Yesterday I carried on a bit about an ammonia fueled distributed heating utility. Certain over clever Kossacks noted that ammonia had been one of the first refrigerants and wondered out loud about cooling with it, too, thusly tipping my hand and rushing me into this diary on the second half of the idea.
Ammonia is best served cold, and that might make for a very interesting situation in the hotter parts of the country.
Go over the fold for a peek at a brave new world ...
Yesterday’s diary in a nutshell was this – ammonia is a liquid fuel that can burn tolerably cleanly with some attention to control and emissions. We don’t want it in the house or office as it’s an inhalation hazard, but this problem of keeping combustion outside the building is already neatly solved by Central Boiler and other vendors producing outdoor wood/pellet/oil fueled boilers.

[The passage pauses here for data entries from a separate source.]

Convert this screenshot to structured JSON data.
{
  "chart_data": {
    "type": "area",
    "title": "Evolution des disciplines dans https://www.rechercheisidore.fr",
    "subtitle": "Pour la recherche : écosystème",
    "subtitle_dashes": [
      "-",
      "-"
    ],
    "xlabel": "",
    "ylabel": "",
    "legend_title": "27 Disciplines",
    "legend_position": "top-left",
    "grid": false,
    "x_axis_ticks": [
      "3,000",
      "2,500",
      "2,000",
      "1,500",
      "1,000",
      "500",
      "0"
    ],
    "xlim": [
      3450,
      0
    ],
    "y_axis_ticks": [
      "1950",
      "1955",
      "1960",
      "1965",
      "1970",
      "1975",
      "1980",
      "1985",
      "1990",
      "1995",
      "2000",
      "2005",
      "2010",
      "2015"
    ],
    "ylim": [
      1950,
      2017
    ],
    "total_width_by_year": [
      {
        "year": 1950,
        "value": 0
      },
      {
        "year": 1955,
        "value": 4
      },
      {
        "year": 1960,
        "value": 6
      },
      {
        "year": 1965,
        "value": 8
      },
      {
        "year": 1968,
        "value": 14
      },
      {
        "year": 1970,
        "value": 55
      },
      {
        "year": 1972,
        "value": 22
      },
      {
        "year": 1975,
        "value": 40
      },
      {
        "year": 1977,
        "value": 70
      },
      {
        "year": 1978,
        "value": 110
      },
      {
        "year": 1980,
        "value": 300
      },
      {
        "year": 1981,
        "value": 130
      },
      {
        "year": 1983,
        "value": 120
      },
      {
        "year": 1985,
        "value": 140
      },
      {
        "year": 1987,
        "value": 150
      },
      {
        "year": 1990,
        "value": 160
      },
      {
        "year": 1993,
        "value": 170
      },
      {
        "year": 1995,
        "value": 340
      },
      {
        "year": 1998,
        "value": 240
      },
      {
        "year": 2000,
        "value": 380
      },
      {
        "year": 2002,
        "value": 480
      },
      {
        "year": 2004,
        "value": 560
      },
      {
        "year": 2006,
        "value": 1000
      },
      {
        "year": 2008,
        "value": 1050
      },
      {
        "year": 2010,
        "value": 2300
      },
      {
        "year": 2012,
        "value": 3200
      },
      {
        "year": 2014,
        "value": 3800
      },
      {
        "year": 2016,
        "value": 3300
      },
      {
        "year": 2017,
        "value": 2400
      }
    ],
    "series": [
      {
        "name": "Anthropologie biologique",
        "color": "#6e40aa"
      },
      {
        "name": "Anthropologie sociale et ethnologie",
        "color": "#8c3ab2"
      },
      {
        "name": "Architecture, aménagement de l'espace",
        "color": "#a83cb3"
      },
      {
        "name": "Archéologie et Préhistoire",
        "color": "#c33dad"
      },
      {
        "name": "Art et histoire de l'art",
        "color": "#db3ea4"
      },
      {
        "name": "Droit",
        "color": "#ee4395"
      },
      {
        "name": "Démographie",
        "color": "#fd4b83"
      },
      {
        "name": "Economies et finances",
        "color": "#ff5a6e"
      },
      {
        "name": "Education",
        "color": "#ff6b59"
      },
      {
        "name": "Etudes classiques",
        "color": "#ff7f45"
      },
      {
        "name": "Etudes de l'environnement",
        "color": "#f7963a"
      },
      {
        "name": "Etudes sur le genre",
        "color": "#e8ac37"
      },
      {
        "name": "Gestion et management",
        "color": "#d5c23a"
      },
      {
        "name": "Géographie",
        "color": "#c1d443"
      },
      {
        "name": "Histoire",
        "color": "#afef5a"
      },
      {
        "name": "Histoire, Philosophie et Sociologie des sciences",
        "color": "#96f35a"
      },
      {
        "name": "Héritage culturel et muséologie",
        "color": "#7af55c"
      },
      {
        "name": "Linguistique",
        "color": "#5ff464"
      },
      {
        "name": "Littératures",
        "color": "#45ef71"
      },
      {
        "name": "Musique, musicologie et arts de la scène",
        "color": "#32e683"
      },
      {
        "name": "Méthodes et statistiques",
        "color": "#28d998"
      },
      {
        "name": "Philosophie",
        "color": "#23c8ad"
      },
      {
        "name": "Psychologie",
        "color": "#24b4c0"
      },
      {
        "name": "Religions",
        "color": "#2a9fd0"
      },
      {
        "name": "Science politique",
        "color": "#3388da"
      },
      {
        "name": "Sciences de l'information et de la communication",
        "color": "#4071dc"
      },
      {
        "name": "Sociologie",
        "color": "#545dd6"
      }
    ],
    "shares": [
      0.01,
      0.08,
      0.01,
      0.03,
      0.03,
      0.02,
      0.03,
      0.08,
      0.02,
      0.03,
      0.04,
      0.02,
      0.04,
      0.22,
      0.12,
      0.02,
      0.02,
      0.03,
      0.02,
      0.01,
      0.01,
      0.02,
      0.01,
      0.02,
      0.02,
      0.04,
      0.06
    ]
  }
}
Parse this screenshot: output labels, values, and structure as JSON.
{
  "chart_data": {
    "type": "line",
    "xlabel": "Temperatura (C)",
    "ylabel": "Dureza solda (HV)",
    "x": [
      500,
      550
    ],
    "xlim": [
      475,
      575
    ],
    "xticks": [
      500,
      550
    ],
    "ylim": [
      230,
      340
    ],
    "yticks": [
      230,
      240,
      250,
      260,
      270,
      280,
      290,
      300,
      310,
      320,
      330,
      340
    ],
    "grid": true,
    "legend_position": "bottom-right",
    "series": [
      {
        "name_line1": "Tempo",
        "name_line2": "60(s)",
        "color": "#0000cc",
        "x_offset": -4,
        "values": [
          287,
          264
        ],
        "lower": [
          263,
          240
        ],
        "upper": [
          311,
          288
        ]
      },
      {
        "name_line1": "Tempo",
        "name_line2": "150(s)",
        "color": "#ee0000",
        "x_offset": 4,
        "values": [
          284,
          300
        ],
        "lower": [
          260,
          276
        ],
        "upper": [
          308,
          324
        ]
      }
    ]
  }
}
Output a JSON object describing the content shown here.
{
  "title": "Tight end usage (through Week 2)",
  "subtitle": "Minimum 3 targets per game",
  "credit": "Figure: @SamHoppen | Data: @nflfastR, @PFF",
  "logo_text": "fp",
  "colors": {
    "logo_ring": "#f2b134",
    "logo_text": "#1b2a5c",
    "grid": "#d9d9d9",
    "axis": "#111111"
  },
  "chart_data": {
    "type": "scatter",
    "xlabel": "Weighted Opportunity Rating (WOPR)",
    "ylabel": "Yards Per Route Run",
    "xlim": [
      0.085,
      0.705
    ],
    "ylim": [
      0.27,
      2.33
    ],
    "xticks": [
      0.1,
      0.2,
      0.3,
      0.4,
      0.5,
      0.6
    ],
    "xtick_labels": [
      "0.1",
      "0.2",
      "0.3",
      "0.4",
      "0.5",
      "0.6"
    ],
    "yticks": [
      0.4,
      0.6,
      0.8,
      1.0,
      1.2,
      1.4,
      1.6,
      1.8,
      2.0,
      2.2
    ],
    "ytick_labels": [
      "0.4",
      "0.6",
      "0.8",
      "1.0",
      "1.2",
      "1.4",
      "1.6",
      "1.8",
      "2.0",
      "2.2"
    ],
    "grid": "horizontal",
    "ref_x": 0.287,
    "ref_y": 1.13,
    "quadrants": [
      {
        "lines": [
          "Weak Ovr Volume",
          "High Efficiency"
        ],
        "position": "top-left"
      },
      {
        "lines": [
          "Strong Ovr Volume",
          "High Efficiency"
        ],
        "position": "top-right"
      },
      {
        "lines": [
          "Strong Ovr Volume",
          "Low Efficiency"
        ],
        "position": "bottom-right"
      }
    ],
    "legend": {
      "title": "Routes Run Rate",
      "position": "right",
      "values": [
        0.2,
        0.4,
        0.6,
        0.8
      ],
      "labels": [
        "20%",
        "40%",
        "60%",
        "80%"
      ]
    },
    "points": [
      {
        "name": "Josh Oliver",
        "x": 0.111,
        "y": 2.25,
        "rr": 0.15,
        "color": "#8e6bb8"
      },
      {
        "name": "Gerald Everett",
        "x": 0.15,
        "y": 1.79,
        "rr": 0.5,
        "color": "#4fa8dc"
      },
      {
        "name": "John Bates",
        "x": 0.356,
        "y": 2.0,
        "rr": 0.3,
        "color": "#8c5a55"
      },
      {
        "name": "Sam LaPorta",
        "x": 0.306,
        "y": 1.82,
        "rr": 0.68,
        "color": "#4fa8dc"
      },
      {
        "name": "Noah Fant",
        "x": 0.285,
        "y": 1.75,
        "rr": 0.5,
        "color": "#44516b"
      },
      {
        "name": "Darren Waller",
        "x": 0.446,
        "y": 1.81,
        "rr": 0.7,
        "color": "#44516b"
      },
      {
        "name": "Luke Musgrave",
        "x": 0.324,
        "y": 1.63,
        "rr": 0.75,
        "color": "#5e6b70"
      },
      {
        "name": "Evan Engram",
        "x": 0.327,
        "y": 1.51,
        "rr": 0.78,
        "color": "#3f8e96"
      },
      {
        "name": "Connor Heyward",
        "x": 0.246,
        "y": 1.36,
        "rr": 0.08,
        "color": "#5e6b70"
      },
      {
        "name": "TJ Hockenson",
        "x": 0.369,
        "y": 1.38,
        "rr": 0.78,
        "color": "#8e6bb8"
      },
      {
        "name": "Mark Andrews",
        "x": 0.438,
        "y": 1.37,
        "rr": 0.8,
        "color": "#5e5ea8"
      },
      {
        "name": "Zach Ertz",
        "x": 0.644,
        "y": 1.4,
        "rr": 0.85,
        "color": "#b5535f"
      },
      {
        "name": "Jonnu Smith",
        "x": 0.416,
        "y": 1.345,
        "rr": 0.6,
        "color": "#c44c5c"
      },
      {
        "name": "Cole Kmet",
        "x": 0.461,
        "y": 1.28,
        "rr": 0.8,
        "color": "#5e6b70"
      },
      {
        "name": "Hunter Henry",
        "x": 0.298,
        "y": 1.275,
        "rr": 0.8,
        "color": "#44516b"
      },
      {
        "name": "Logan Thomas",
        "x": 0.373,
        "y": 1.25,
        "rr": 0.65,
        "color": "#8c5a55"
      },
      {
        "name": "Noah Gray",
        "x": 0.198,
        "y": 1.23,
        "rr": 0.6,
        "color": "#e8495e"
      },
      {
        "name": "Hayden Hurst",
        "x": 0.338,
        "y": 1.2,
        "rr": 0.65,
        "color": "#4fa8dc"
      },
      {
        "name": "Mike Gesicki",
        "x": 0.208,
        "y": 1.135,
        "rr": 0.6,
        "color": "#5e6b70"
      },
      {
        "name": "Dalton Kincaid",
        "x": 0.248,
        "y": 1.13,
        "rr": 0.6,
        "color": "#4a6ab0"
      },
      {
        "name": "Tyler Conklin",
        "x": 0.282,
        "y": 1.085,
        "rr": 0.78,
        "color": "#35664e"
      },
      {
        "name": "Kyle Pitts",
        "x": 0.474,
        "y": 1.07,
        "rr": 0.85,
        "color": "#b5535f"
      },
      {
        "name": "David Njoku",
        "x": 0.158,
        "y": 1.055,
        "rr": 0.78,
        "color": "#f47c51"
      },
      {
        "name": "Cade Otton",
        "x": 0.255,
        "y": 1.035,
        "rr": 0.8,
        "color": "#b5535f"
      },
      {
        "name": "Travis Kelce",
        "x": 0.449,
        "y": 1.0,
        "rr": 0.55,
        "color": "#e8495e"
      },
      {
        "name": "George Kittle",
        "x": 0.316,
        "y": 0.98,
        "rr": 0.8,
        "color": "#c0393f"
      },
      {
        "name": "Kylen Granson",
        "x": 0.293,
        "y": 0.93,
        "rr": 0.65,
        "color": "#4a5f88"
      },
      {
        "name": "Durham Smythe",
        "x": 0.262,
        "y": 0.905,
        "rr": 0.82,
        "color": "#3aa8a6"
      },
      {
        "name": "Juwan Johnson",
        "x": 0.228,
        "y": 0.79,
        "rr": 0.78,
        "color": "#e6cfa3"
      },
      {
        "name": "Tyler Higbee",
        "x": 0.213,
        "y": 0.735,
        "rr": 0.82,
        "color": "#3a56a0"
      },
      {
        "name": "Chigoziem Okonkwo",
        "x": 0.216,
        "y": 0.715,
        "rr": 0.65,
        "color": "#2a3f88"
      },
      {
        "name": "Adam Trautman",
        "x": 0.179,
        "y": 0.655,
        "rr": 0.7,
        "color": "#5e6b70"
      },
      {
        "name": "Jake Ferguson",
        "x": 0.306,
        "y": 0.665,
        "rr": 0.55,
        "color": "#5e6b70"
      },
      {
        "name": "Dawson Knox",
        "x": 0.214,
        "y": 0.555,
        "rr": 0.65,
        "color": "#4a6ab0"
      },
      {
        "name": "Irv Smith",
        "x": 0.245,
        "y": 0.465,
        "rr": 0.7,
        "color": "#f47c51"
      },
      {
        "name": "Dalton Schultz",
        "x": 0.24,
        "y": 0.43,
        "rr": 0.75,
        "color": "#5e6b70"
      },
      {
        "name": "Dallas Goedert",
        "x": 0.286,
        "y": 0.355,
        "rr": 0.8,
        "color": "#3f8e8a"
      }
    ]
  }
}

If we’re already going to run ammonia lines to a central location for each block in an urban setting and we’re going to put heat exchangers into each nearby home in order to distribute the heat from a shared boiler trying to do something about cooling is the obvious next step.
Ammonia is a gas at room temperature but it’s a liquid at minus 27F and it doesn’t become solid until about minus 108F. That eighty degree wide window means it can bear away about 400 BTUs of heat per each gallon circulated through the system and remain an easily handled liquid. A one ton air conditioner removes 12,000 BTUs of heat hourly. A large ranch house will need a three ton air conditioner or 90 gallons of ammonia an hour.
Today when we cool a 2,000 square foot ranch we’re handling 36,000 BTUs an hour or roughly 10,000 watts. The AC doesn’t run all the time, but when it does it really pulls a lot of power and we put a lot of carbon dioxide into the air.
Which is a total, complete waste.
What do you know about solar thermal power generation? OK, in a nutshell they use mirrors to focus sunlight on dark surfaces in order to heat a working fluid which is then used to spin a turbine to produce electricity. Does any of this sound familiar to you?
Someone who knows thermodynamics and refrigeration needs to go through this concept, and I’ll be pushing that along through my contacts over the next few weeks, but it seems likely that the 500 home subdivision that currently consumes a megawatt of electricity during the heat of the day could actually be a net electricity producer. The questions I’ll be asking will be related to the capital cost for doing this versus a comparable sized generating facility. How much does it cost to refit a house? Install a boiler/heat exchanger setup? Run ammonia feed lines? What’s a turbine cost? How many and where will they be?
I’m looking forward to some sensible discussion on this, some knee jerk ZoMg!@!@ SAFETY CONCERNS!!! type posts, and so forth. Can’t solve a complex problem without a good bit of ideation
Oh, geez, I guess I should say I'll be adding Home Heating With Ammonia and Ammonia Based Air Conditioning Utility to the fall update for the National Renewable Ammonia Architecture.